Daesh a bombardé les stars d’une émission de télé-réalité australienne en Syrie (VIDEO)

L'émission de télé-réalité de SBS
L'émission de télé-réalité de SBS

Les participants d’une émission de télé-réalité australienne ont été attaqués par Daesh en Syrie lors d’un tournage, a révélé la chaîne SBS. Le principe de cette émission consiste à vivre l’expérience des réfugiés et à la montrer aux Australiens.
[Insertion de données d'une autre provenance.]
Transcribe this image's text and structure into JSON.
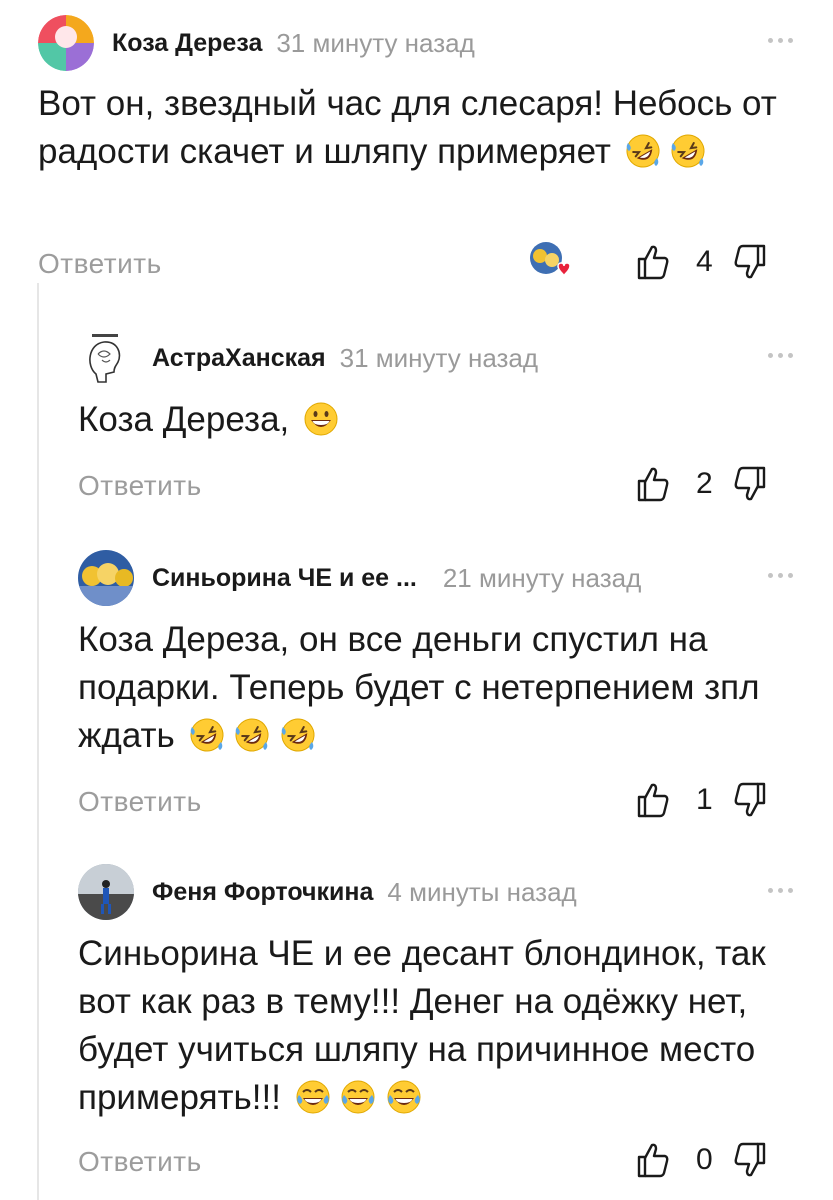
{
  "colors": {
    "accent_red": "#e8223c",
    "meta_gray": "#9a9a9a",
    "text": "#1a1a1a"
  },
  "comments": [
    {
      "author": "Коза Дереза",
      "time": "31 минуту назад",
      "text": "Вот он, звездный час для слесаря! Небось от радости скачет и шляпу примеряет",
      "emojis": [
        "rolling-laughing",
        "rolling-laughing"
      ],
      "reply_label": "Ответить",
      "likes": "4",
      "avatar_icon": "pinwheel-avatar-icon"
    },
    {
      "author": "АстраХанская",
      "time": "31 минуту назад",
      "text": "Коза Дереза,",
      "emojis": [
        "grinning"
      ],
      "reply_label": "Ответить",
      "likes": "2",
      "avatar_icon": "head-sketch-avatar-icon"
    },
    {
      "author": "Синьорина ЧЕ и ее ...",
      "time": "21 минуту назад",
      "text": "Коза Дереза, он все деньги спустил на подарки. Теперь будет с нетерпением зпл ждать",
      "emojis": [
        "rolling-laughing",
        "rolling-laughing",
        "rolling-laughing"
      ],
      "reply_label": "Ответить",
      "likes": "1",
      "avatar_icon": "blondes-avatar-icon"
    },
    {
      "author": "Феня Форточкина",
      "time": "4 минуты назад",
      "text": "Синьорина ЧЕ и ее десант блондинок, так вот как раз в тему!!! Денег на одёжку нет, будет учиться шляпу на причинное место примерять!!!",
      "emojis": [
        "tears-of-joy",
        "tears-of-joy",
        "tears-of-joy"
      ],
      "reply_label": "Ответить",
      "likes": "0",
      "avatar_icon": "person-photo-avatar-icon"
    }
  ]
}
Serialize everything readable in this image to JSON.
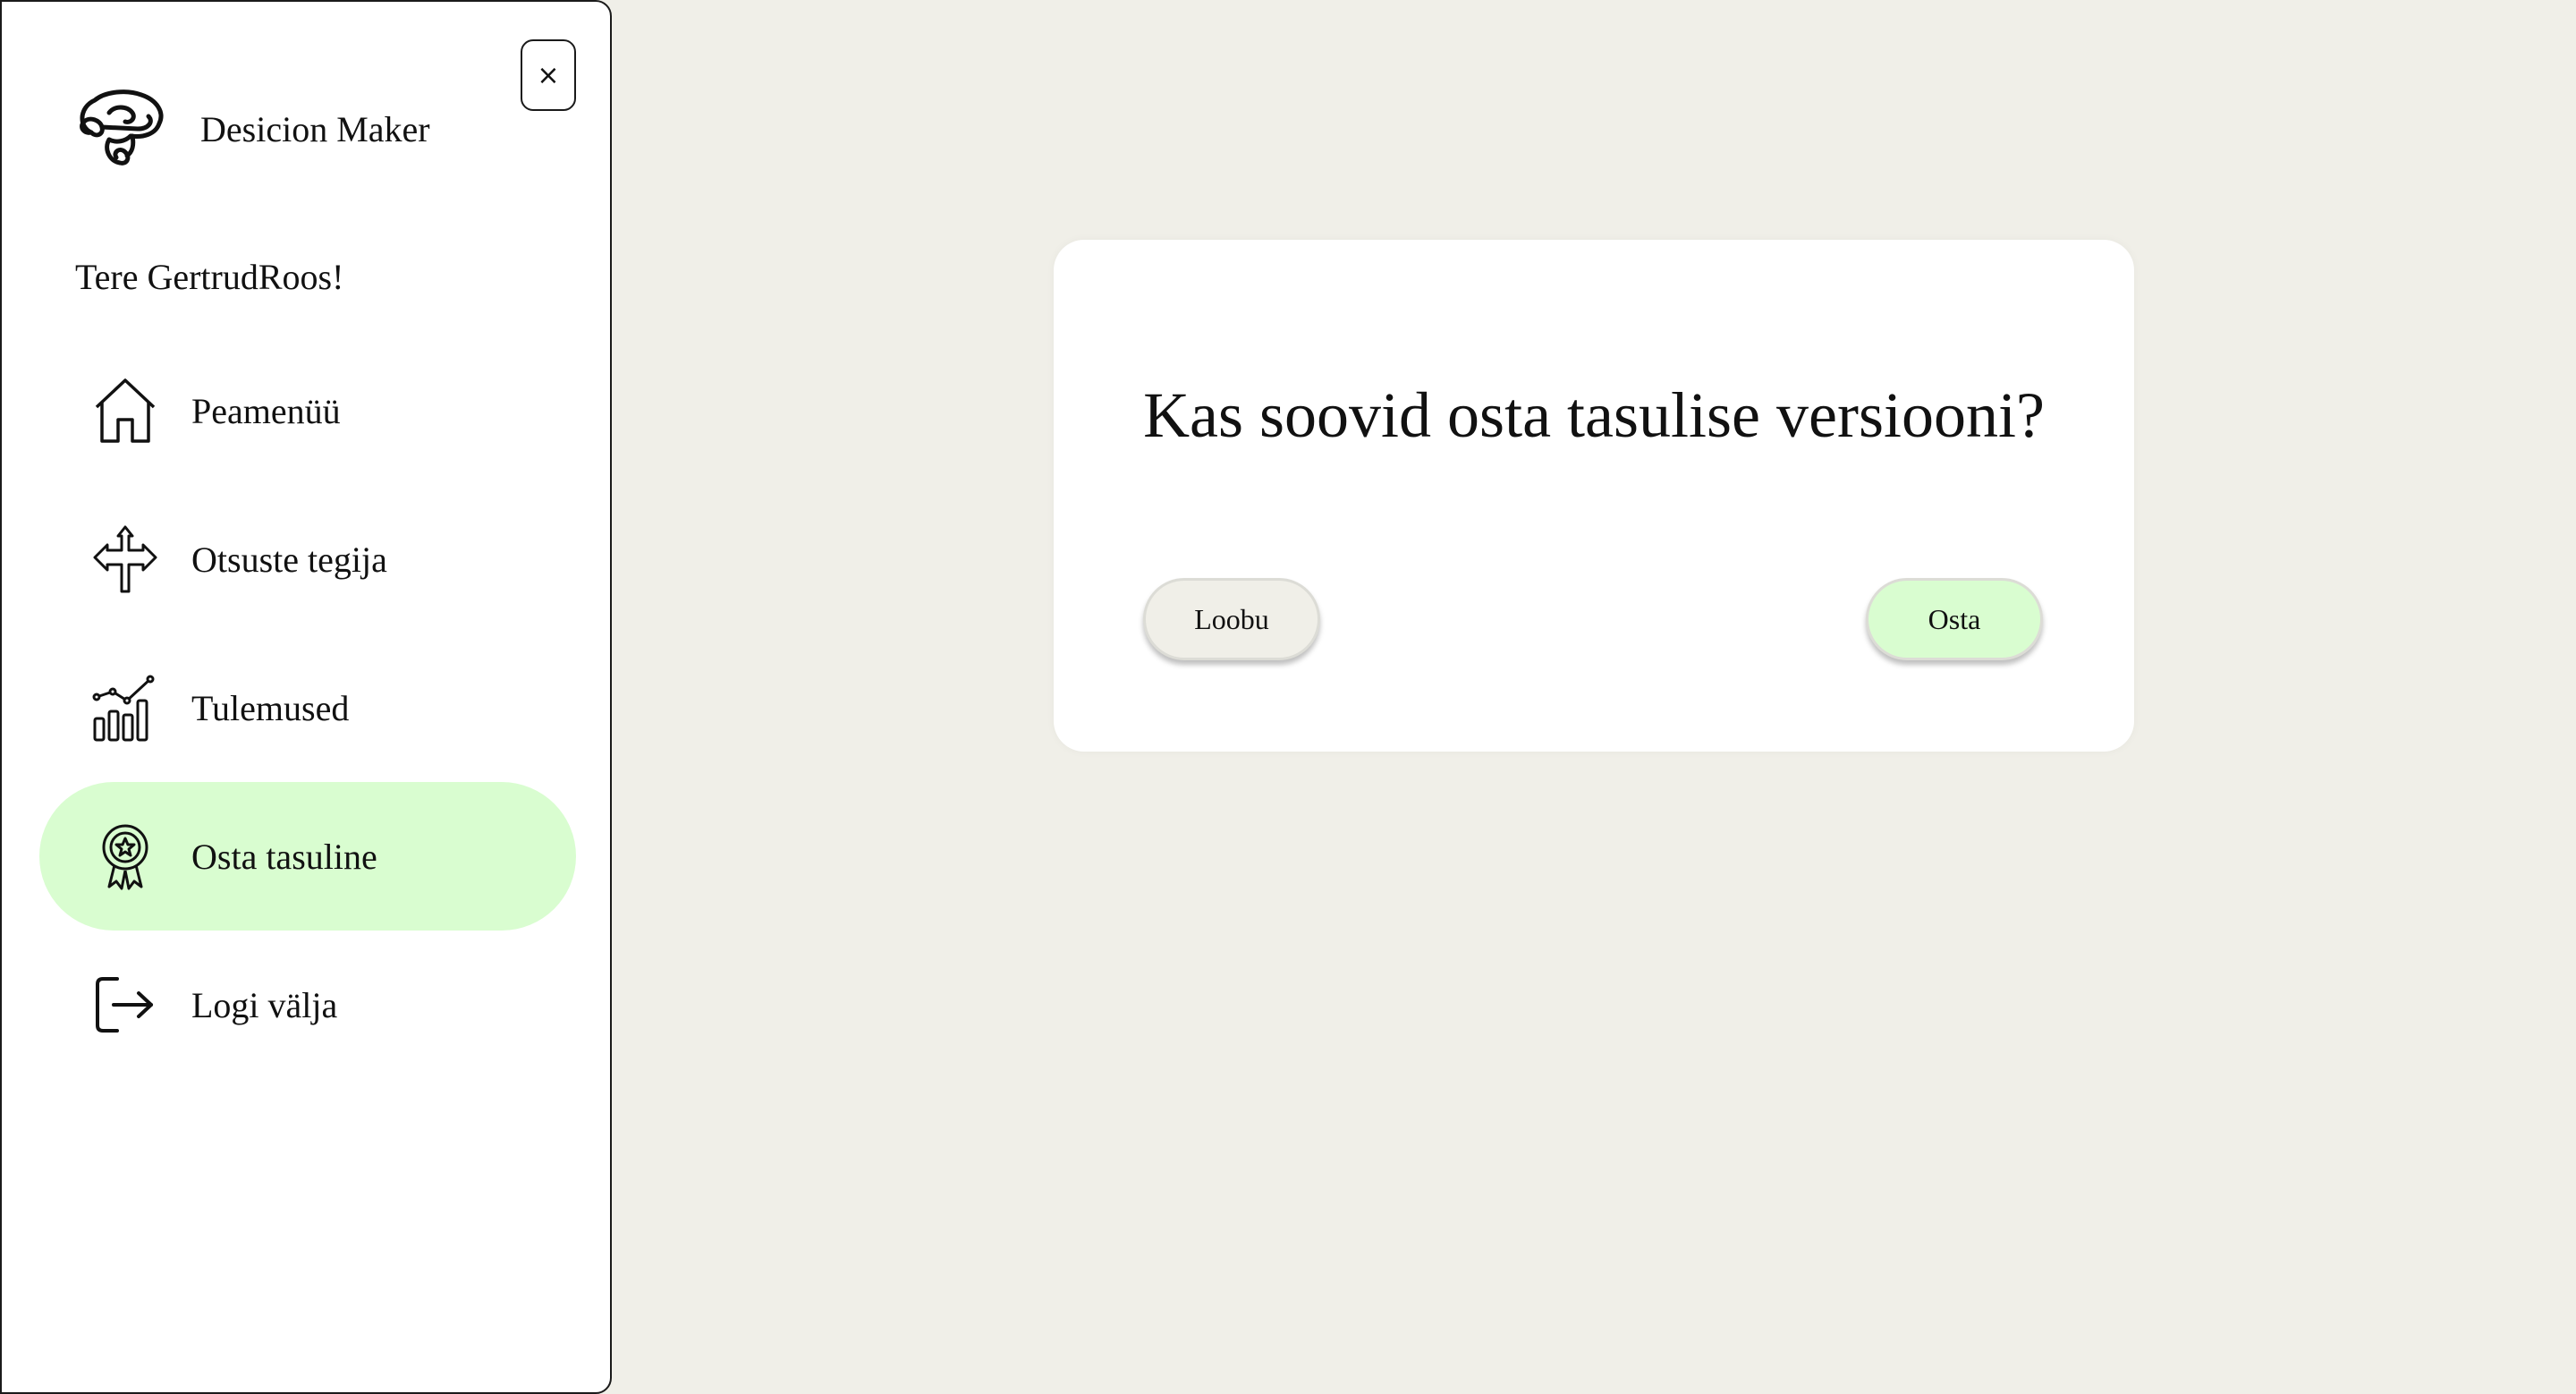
{
  "sidebar": {
    "close_label": "×",
    "brand_name": "Desicion Maker",
    "greeting": "Tere GertrudRoos!",
    "items": [
      {
        "label": "Peamenüü",
        "icon": "home-icon",
        "active": false
      },
      {
        "label": "Otsuste tegija",
        "icon": "split-arrows-icon",
        "active": false
      },
      {
        "label": "Tulemused",
        "icon": "bar-chart-icon",
        "active": false
      },
      {
        "label": "Osta tasuline",
        "icon": "award-badge-icon",
        "active": true
      },
      {
        "label": "Logi välja",
        "icon": "logout-icon",
        "active": false
      }
    ],
    "active_color": "#d9fdd0"
  },
  "dialog": {
    "title": "Kas soovid osta tasulise versiooni?",
    "cancel_label": "Loobu",
    "confirm_label": "Osta"
  },
  "colors": {
    "background": "#f0efe8",
    "accent": "#d9fdd0"
  }
}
SBS a diffusé le premier épisode de la nouvelle saison de «Retournez d’où vous venez» mardi soir. Cette série envoie «des Australiens ordinaires» en Syrie, à Bagdad et en Birmanie, pour faire vivre, par leur intermédiaire, aux téléspectateurs le quotidien de réfugiés dans différentes zones de conflit.

Dans l’une des scènes tournées en Syrie, trois des six membres de l’équipe s’enfuient sous des tirs et tentent de s’abriter derrière des murs, tandis que l’on entend des tirs de mortiers en arrière-plan.

«Ok, les tirs se rapprochent. Restez à terre !», dit une voix qui guide les participants. «Restez à terre, le plus bas possible. Cachez vous derrière ce mur. Nous ne voulons pas qu’ils sachent que nous sommes ici. Ils sont devant nous».

Les participants qui ont été pris au piège dans cet incident ont été «escortés en sécurité vers le front syrien par des soldats kurdes qui protégeaient un village attaqué par Daesh et se sont trouvés sous le feu des rebelles», a expliqué la chaîne dans un clip promotionnel. 

La chaîne SBS a renforcé la protection des tournages de l’émission mardi, et déclaré que d’importantes mesures de sécurité avaient été prévues pendant la préparation de la série. Elle a ajouté que la sécurité revêtait pour elle une importance «primordiale».

Cependant, un consultant en sécurité australien qui a examiné les images, l’ex-officier de l’armée Justin Bowden, a affirmé que «ce déploiement était risqué» et qu’«un contrôle approprié n’avait pas été mis en œuvre», a rapporté le quotidien The Sydney Morning Herald.

Bowden a conclu dans son analyse que les trois participants qui avaient essuyé des tirs auraient du être munis de casques, en plus des gilets pare-balles qu’ils portaient déjà.

SBS a admis que l’incident n’avait pas été envisagé, mais a dit que le groupe était protégé par une compagnie privée de sécurité tout au long de son voyage à travers la Syrie. 

«La scène filmée dans laquelle le groupe a subi des tirs n’a pas été planifiée, mais n’était pas une chose inattendue dans la zone de combat», peut-on lire dans le communiqué de la chaîne. «L’équipe de sécurité armée était préparée à un événement de ce genre et a rapidement pris des mesures pour évacuer les participants et l’équipe dans un site plus sûr».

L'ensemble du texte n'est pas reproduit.